MB: I'm still very interested in reactions to the piece. The few times that I've performed it, the reactions have been both varied and fascinating. I've had people want to share their own experiences in hospitals with me or want to show me their surgical scars. I've had people want to talk about seeing Spalding Gray perform and what his work meant to them. I've had people who are most affected by the relationship with my parents in the piece. I've even had several doctors see it and give me their professional opinion on various aspects of it. Right now, I'm still just anxious to see how it plays, and if it plays differently in different places. One of my fears at the beginning of the process was that people who didn't know me, or didn't know the piece, would assume that it was just somebody trying to imitate a Spalding Gray piece, or even worse, trying to somehow capitalize on what happened to him. Performing it still gives me the opportunity to prove that that's not the case.
AB: What is interesting to you as an artist these days?
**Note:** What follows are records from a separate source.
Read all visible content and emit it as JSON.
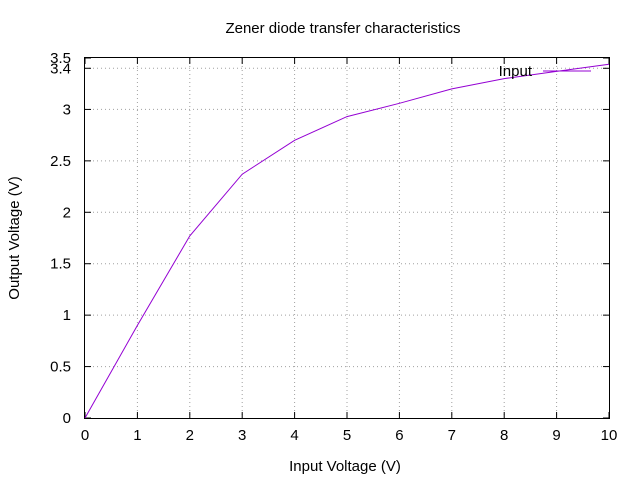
{
  "chart_data": {
    "type": "line",
    "title": "Zener diode transfer characteristics",
    "xlabel": "Input Voltage (V)",
    "ylabel": "Output Voltage (V)",
    "xlim": [
      0,
      10
    ],
    "ylim": [
      0,
      3.5
    ],
    "x_ticks": [
      "0",
      "1",
      "2",
      "3",
      "4",
      "5",
      "6",
      "7",
      "8",
      "9",
      "10"
    ],
    "y_ticks": [
      {
        "value": 0,
        "label": "0"
      },
      {
        "value": 0.5,
        "label": "0.5"
      },
      {
        "value": 1,
        "label": "1"
      },
      {
        "value": 1.5,
        "label": "1.5"
      },
      {
        "value": 2,
        "label": "2"
      },
      {
        "value": 2.5,
        "label": "2.5"
      },
      {
        "value": 3,
        "label": "3"
      },
      {
        "value": 3.4,
        "label": "3.4"
      },
      {
        "value": 3.5,
        "label": "3.5"
      }
    ],
    "grid": true,
    "legend_position": "top-right",
    "series": [
      {
        "name": "Input",
        "color": "#9400d3",
        "x": [
          0,
          1,
          2,
          3,
          4,
          5,
          6,
          7,
          8,
          9,
          10
        ],
        "y": [
          0,
          0.9,
          1.77,
          2.37,
          2.7,
          2.93,
          3.06,
          3.2,
          3.3,
          3.37,
          3.44
        ]
      }
    ]
  }
}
MB: I don't traditionally like musical theatre all that much, but I saw a great piece in the city recently called "[Title of Show]."* It's about the creative process, or, more specifically, it's a musical about two guys trying to write a musical. And there's a line in it that is something along the lines of: "I'd rather be 9 people's favorite thing than 100 people's 9th favorite thing." And that's a fairly accurate sentiment for everything I tend to find interesting. I need art to be vital. Something that's created from a need besides commercial success. And something that comes from a place of honesty. That's also why I'm proud to be working with The New Group in May. That theatre company, in particular, routinely does something unique and exciting, and I'm honored they think my work fits in with their artistic vision.
AB: What isn't (interesting to you)?
MB: The converse of that. I'm not interested in anything that underestimates the audience. The so-called jukebox musicals. Turning 1970's television shows into feature films. Remaking movies you can already go out and rent. And, everything else without anything new to say.
Note: "[Title of Show]" is currently running through April 9th at the Vineyard Theatre in New York City.